With every new chapter of Howard Vincent’s scholarly critique of Moby-Dick, I become more in awe of Herman Melville‘s masterpiece. In the chapter “The Cetological Center”, Vincent suggests a philosophical argument in Melville’s description of Right whales and Sperm whales.
As Ahab and Fedallah are examining their recent captures of a Right Whale, hanging on the larboard, and a Sperm Whale, starboard, Melville observes:”So, when on one side you hoist in Locke’s head , you go over that way; but now, on the other side, hoist in Kant’s…”
Vincent suggests this interpretation of Melville’s was founded on the nationalistic bent of Locke’s social contract on which our country was founded. So, why the Right Whale? Is it because he is more social of the two? How is he more utilitarian than the Sperm Whale?
He then suggests that the Sperm Whale is from Kant’s more individualistic, chronometrical concept; as he is more apt to travel alone. How is the Sperm Whale an idealist? How is the grotesque symbol of severed whale heads hanging on an old whaleship bring to mind the philosophers of old? As Queequeg claims, “float light and right”.
[This image was taken from Beale’s National History. As Melville did not have the luxury of photographs, he referenced these images for his whaling story.]

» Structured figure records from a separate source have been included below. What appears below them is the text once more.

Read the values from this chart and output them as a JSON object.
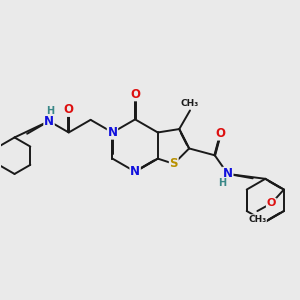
{
  "background_color": "#eaeaea",
  "bond_color": "#1a1a1a",
  "bond_width": 1.4,
  "atom_colors": {
    "N": "#1010dd",
    "O": "#dd1010",
    "S": "#b89000",
    "H": "#3a8888",
    "C": "#1a1a1a"
  },
  "font_size_atom": 8.5,
  "font_size_small": 7.0,
  "font_size_subscript": 6.0
}
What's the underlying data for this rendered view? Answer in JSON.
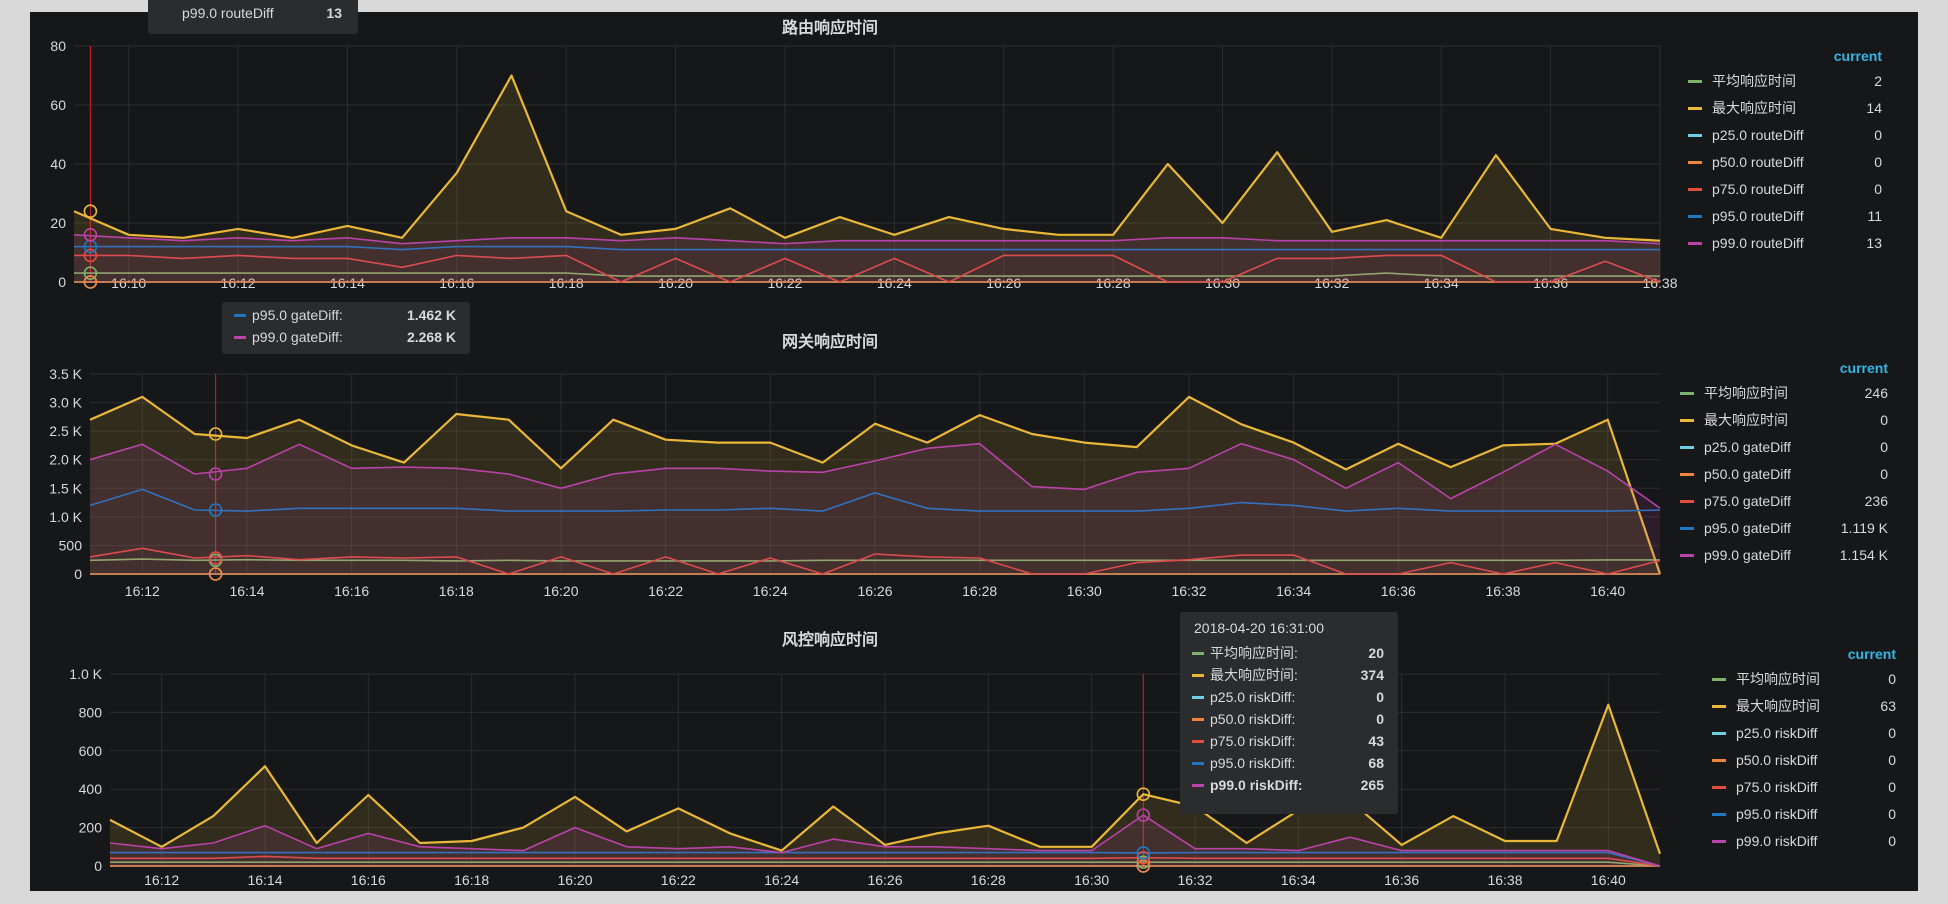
{
  "colors": {
    "avg": "#7eb26d",
    "max": "#eab839",
    "p25": "#6ed0e0",
    "p50": "#ef843c",
    "p75": "#e24d42",
    "p95": "#1f78c1",
    "p99": "#ba43a9",
    "accent": "#33b5e5",
    "cursor": "#c4162a"
  },
  "legend_header": "current",
  "chart_data": [
    {
      "type": "line",
      "title": "路由响应时间",
      "x": [
        "16:09",
        "16:10",
        "16:11",
        "16:12",
        "16:13",
        "16:14",
        "16:15",
        "16:16",
        "16:17",
        "16:18",
        "16:19",
        "16:20",
        "16:21",
        "16:22",
        "16:23",
        "16:24",
        "16:25",
        "16:26",
        "16:27",
        "16:28",
        "16:29",
        "16:30",
        "16:31",
        "16:32",
        "16:33",
        "16:34",
        "16:35",
        "16:36",
        "16:37",
        "16:38"
      ],
      "xticks": [
        "16:10",
        "16:12",
        "16:14",
        "16:16",
        "16:18",
        "16:20",
        "16:22",
        "16:24",
        "16:26",
        "16:28",
        "16:30",
        "16:32",
        "16:34",
        "16:36",
        "16:38"
      ],
      "yticks": [
        0,
        20,
        40,
        60,
        80
      ],
      "ytick_labels": [
        "0",
        "20",
        "40",
        "60",
        "80"
      ],
      "ylim": [
        0,
        80
      ],
      "area": [
        "max",
        "p99"
      ],
      "cursor": "16:09.3",
      "series": [
        {
          "name": "平均响应时间",
          "key": "avg",
          "current": "2",
          "values": [
            3,
            3,
            3,
            3,
            3,
            3,
            3,
            3,
            3,
            3,
            2,
            2,
            2,
            2,
            2,
            2,
            2,
            2,
            2,
            2,
            2,
            2,
            2,
            2,
            3,
            2,
            2,
            2,
            2,
            2
          ]
        },
        {
          "name": "最大响应时间",
          "key": "max",
          "current": "14",
          "values": [
            24,
            16,
            15,
            18,
            15,
            19,
            15,
            37,
            70,
            24,
            16,
            18,
            25,
            15,
            22,
            16,
            22,
            18,
            16,
            16,
            40,
            20,
            44,
            17,
            21,
            15,
            43,
            18,
            15,
            14
          ]
        },
        {
          "name": "p25.0 routeDiff",
          "key": "p25",
          "current": "0",
          "values": [
            0,
            0,
            0,
            0,
            0,
            0,
            0,
            0,
            0,
            0,
            0,
            0,
            0,
            0,
            0,
            0,
            0,
            0,
            0,
            0,
            0,
            0,
            0,
            0,
            0,
            0,
            0,
            0,
            0,
            0
          ]
        },
        {
          "name": "p50.0 routeDiff",
          "key": "p50",
          "current": "0",
          "values": [
            0,
            0,
            0,
            0,
            0,
            0,
            0,
            0,
            0,
            0,
            0,
            0,
            0,
            0,
            0,
            0,
            0,
            0,
            0,
            0,
            0,
            0,
            0,
            0,
            0,
            0,
            0,
            0,
            0,
            0
          ]
        },
        {
          "name": "p75.0 routeDiff",
          "key": "p75",
          "current": "0",
          "values": [
            9,
            9,
            8,
            9,
            8,
            8,
            5,
            9,
            8,
            9,
            0,
            8,
            0,
            8,
            0,
            8,
            0,
            9,
            9,
            9,
            0,
            0,
            8,
            8,
            9,
            9,
            0,
            0,
            7,
            0
          ]
        },
        {
          "name": "p95.0 routeDiff",
          "key": "p95",
          "current": "11",
          "values": [
            12,
            12,
            12,
            12,
            12,
            12,
            11,
            12,
            12,
            12,
            11,
            11,
            11,
            11,
            11,
            11,
            11,
            11,
            11,
            11,
            11,
            11,
            11,
            11,
            11,
            11,
            11,
            11,
            11,
            11
          ]
        },
        {
          "name": "p99.0 routeDiff",
          "key": "p99",
          "current": "13",
          "values": [
            16,
            15,
            14,
            15,
            14,
            15,
            13,
            14,
            15,
            15,
            14,
            15,
            14,
            13,
            14,
            14,
            14,
            14,
            14,
            14,
            15,
            15,
            14,
            14,
            14,
            14,
            14,
            14,
            14,
            13
          ]
        }
      ]
    },
    {
      "type": "line",
      "title": "网关响应时间",
      "x": [
        "16:11",
        "16:12",
        "16:13",
        "16:14",
        "16:15",
        "16:16",
        "16:17",
        "16:18",
        "16:19",
        "16:20",
        "16:21",
        "16:22",
        "16:23",
        "16:24",
        "16:25",
        "16:26",
        "16:27",
        "16:28",
        "16:29",
        "16:30",
        "16:31",
        "16:32",
        "16:33",
        "16:34",
        "16:35",
        "16:36",
        "16:37",
        "16:38",
        "16:39",
        "16:40",
        "16:41"
      ],
      "xticks": [
        "16:12",
        "16:14",
        "16:16",
        "16:18",
        "16:20",
        "16:22",
        "16:24",
        "16:26",
        "16:28",
        "16:30",
        "16:32",
        "16:34",
        "16:36",
        "16:38",
        "16:40"
      ],
      "yticks": [
        0,
        500,
        1000,
        1500,
        2000,
        2500,
        3000,
        3500
      ],
      "ytick_labels": [
        "0",
        "500",
        "1.0 K",
        "1.5 K",
        "2.0 K",
        "2.5 K",
        "3.0 K",
        "3.5 K"
      ],
      "ylim": [
        0,
        3500
      ],
      "area": [
        "max",
        "p99"
      ],
      "cursor": "16:13.4",
      "series": [
        {
          "name": "平均响应时间",
          "key": "avg",
          "current": "246",
          "values": [
            240,
            260,
            240,
            250,
            240,
            240,
            240,
            230,
            240,
            230,
            230,
            230,
            230,
            230,
            240,
            240,
            240,
            240,
            240,
            240,
            240,
            240,
            240,
            240,
            240,
            240,
            240,
            240,
            240,
            246,
            246
          ]
        },
        {
          "name": "最大响应时间",
          "key": "max",
          "current": "0",
          "values": [
            2700,
            3100,
            2450,
            2380,
            2700,
            2250,
            1950,
            2800,
            2700,
            1850,
            2700,
            2350,
            2300,
            2300,
            1950,
            2630,
            2300,
            2780,
            2450,
            2300,
            2220,
            3100,
            2620,
            2300,
            1830,
            2280,
            1870,
            2250,
            2280,
            2700,
            0
          ]
        },
        {
          "name": "p25.0 gateDiff",
          "key": "p25",
          "current": "0",
          "values": [
            0,
            0,
            0,
            0,
            0,
            0,
            0,
            0,
            0,
            0,
            0,
            0,
            0,
            0,
            0,
            0,
            0,
            0,
            0,
            0,
            0,
            0,
            0,
            0,
            0,
            0,
            0,
            0,
            0,
            0,
            0
          ]
        },
        {
          "name": "p50.0 gateDiff",
          "key": "p50",
          "current": "0",
          "values": [
            0,
            0,
            0,
            0,
            0,
            0,
            0,
            0,
            0,
            0,
            0,
            0,
            0,
            0,
            0,
            0,
            0,
            0,
            0,
            0,
            0,
            0,
            0,
            0,
            0,
            0,
            0,
            0,
            0,
            0,
            0
          ]
        },
        {
          "name": "p75.0 gateDiff",
          "key": "p75",
          "current": "236",
          "values": [
            300,
            450,
            280,
            320,
            250,
            300,
            280,
            300,
            0,
            300,
            0,
            300,
            0,
            280,
            0,
            350,
            300,
            280,
            0,
            0,
            200,
            250,
            330,
            330,
            0,
            0,
            200,
            0,
            200,
            0,
            236
          ]
        },
        {
          "name": "p95.0 gateDiff",
          "key": "p95",
          "current": "1.119 K",
          "values": [
            1200,
            1480,
            1120,
            1100,
            1150,
            1150,
            1150,
            1150,
            1100,
            1100,
            1100,
            1120,
            1120,
            1150,
            1100,
            1420,
            1150,
            1100,
            1100,
            1100,
            1100,
            1150,
            1250,
            1200,
            1100,
            1150,
            1100,
            1100,
            1100,
            1100,
            1119
          ]
        },
        {
          "name": "p99.0 gateDiff",
          "key": "p99",
          "current": "1.154 K",
          "values": [
            2000,
            2270,
            1750,
            1850,
            2270,
            1850,
            1870,
            1850,
            1750,
            1500,
            1750,
            1850,
            1850,
            1800,
            1780,
            1980,
            2200,
            2280,
            1530,
            1480,
            1780,
            1850,
            2280,
            2000,
            1500,
            1950,
            1320,
            1780,
            2270,
            1800,
            1154
          ]
        }
      ]
    },
    {
      "type": "line",
      "title": "风控响应时间",
      "x": [
        "16:11",
        "16:12",
        "16:13",
        "16:14",
        "16:15",
        "16:16",
        "16:17",
        "16:18",
        "16:19",
        "16:20",
        "16:21",
        "16:22",
        "16:23",
        "16:24",
        "16:25",
        "16:26",
        "16:27",
        "16:28",
        "16:29",
        "16:30",
        "16:31",
        "16:32",
        "16:33",
        "16:34",
        "16:35",
        "16:36",
        "16:37",
        "16:38",
        "16:39",
        "16:40",
        "16:41"
      ],
      "xticks": [
        "16:12",
        "16:14",
        "16:16",
        "16:18",
        "16:20",
        "16:22",
        "16:24",
        "16:26",
        "16:28",
        "16:30",
        "16:32",
        "16:34",
        "16:36",
        "16:38",
        "16:40"
      ],
      "yticks": [
        0,
        200,
        400,
        600,
        800,
        1000
      ],
      "ytick_labels": [
        "0",
        "200",
        "400",
        "600",
        "800",
        "1.0 K"
      ],
      "ylim": [
        0,
        1000
      ],
      "area": [
        "max",
        "p99"
      ],
      "cursor": "16:31",
      "series": [
        {
          "name": "平均响应时间",
          "key": "avg",
          "current": "0",
          "values": [
            20,
            20,
            20,
            20,
            20,
            20,
            20,
            20,
            20,
            20,
            20,
            20,
            20,
            20,
            20,
            20,
            20,
            20,
            20,
            20,
            20,
            20,
            20,
            20,
            20,
            20,
            20,
            20,
            20,
            20,
            0
          ]
        },
        {
          "name": "最大响应时间",
          "key": "max",
          "current": "63",
          "values": [
            240,
            100,
            260,
            520,
            120,
            370,
            120,
            130,
            200,
            360,
            180,
            300,
            170,
            80,
            310,
            110,
            170,
            210,
            100,
            100,
            374,
            310,
            120,
            290,
            340,
            110,
            260,
            130,
            130,
            840,
            63
          ]
        },
        {
          "name": "p25.0 riskDiff",
          "key": "p25",
          "current": "0",
          "values": [
            0,
            0,
            0,
            0,
            0,
            0,
            0,
            0,
            0,
            0,
            0,
            0,
            0,
            0,
            0,
            0,
            0,
            0,
            0,
            0,
            0,
            0,
            0,
            0,
            0,
            0,
            0,
            0,
            0,
            0,
            0
          ]
        },
        {
          "name": "p50.0 riskDiff",
          "key": "p50",
          "current": "0",
          "values": [
            0,
            0,
            0,
            0,
            0,
            0,
            0,
            0,
            0,
            0,
            0,
            0,
            0,
            0,
            0,
            0,
            0,
            0,
            0,
            0,
            0,
            0,
            0,
            0,
            0,
            0,
            0,
            0,
            0,
            0,
            0
          ]
        },
        {
          "name": "p75.0 riskDiff",
          "key": "p75",
          "current": "0",
          "values": [
            40,
            40,
            40,
            50,
            40,
            40,
            40,
            40,
            40,
            40,
            40,
            40,
            40,
            40,
            40,
            40,
            40,
            40,
            40,
            40,
            43,
            40,
            40,
            40,
            40,
            40,
            40,
            40,
            40,
            40,
            0
          ]
        },
        {
          "name": "p95.0 riskDiff",
          "key": "p95",
          "current": "0",
          "values": [
            70,
            70,
            70,
            70,
            70,
            70,
            70,
            70,
            70,
            70,
            70,
            70,
            70,
            70,
            70,
            70,
            70,
            70,
            70,
            70,
            68,
            70,
            70,
            70,
            70,
            70,
            70,
            70,
            70,
            70,
            0
          ]
        },
        {
          "name": "p99.0 riskDiff",
          "key": "p99",
          "current": "0",
          "values": [
            120,
            90,
            120,
            210,
            90,
            170,
            100,
            90,
            80,
            200,
            100,
            90,
            100,
            70,
            140,
            100,
            100,
            90,
            80,
            80,
            265,
            90,
            90,
            80,
            150,
            80,
            80,
            80,
            80,
            80,
            0
          ]
        }
      ]
    }
  ],
  "tooltips": {
    "route_partial": {
      "label": "p99.0 routeDiff",
      "value": "13"
    },
    "gate": {
      "rows": [
        {
          "key": "p95",
          "label": "p95.0 gateDiff:",
          "value": "1.462 K"
        },
        {
          "key": "p99",
          "label": "p99.0 gateDiff:",
          "value": "2.268 K"
        }
      ]
    },
    "risk": {
      "time": "2018-04-20 16:31:00",
      "rows": [
        {
          "key": "avg",
          "label": "平均响应时间:",
          "value": "20"
        },
        {
          "key": "max",
          "label": "最大响应时间:",
          "value": "374"
        },
        {
          "key": "p25",
          "label": "p25.0 riskDiff:",
          "value": "0"
        },
        {
          "key": "p50",
          "label": "p50.0 riskDiff:",
          "value": "0"
        },
        {
          "key": "p75",
          "label": "p75.0 riskDiff:",
          "value": "43"
        },
        {
          "key": "p95",
          "label": "p95.0 riskDiff:",
          "value": "68"
        },
        {
          "key": "p99",
          "label": "p99.0 riskDiff:",
          "value": "265"
        }
      ]
    }
  }
}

In the sub-titled chapter “Craniological and Spinal Considerations Touching Whales”, Melville writes eight sections on just the cranial features of the Right Whales and Sperm Whales. His unique metaphysical theme is mixed with physical facts, humor, satire, anatomy, zoology, whaling lore and the Platonic concept of the “One”. Who does that? How does a writer get away with a 1,000 plus page tome of the conquest of a cetacean? According to Vincent, it is all related to Ahab’s search for the White Whale.
In addition to Locke and Kant, Melville also shows the Platonian theme in the Right Whales and Sperm Whales. According to Merton Sealts, Melville read much of ancient philosophy and showed an association in his work many times to Plato. Melville writes, “This Right Whale I take to have been a Stoic; the Sperm Whale, a Platonian…”.
Vincent concludes this argument with the suggestion that all the way through Moby-Dick, the Sperm Whale, as Platonic, may have been the symbol of the Absolute, or the All. Melville states that,”Mankind should not know all; he needs the protection of an illusion.”
As I reflected on Vincent’s argument, I looked back on my recent experience of whale watching off the coast of Cape Cod. For the four hour voyage, we never knew when, where or if these whales would surface. This was part of the magic: the surprise, the anticipation of what was to come. One minute you are staring at an expanse of calm ocean waters, transfixed to the horizon hoping to catch that first peripheral glance of the whale surfacing to catch his breath. Then in an instant, these mammoth behemoths burst skyward, their massive bodies propelling out of the water. And then we were right back to the illusion; not knowing . We saw several different species of whales that day: Sperm, Right, and Humpback. No White, unfortunately as they have become quite rare. As I watched these whales surface in their playful manner, I never imagined them as different philosophers, as Melville did. I only focused on the pleasure they brought me.
I love this idea that God’s creation has more purpose than just for our pleasure. I love that every different species of whale is as distinct as we are.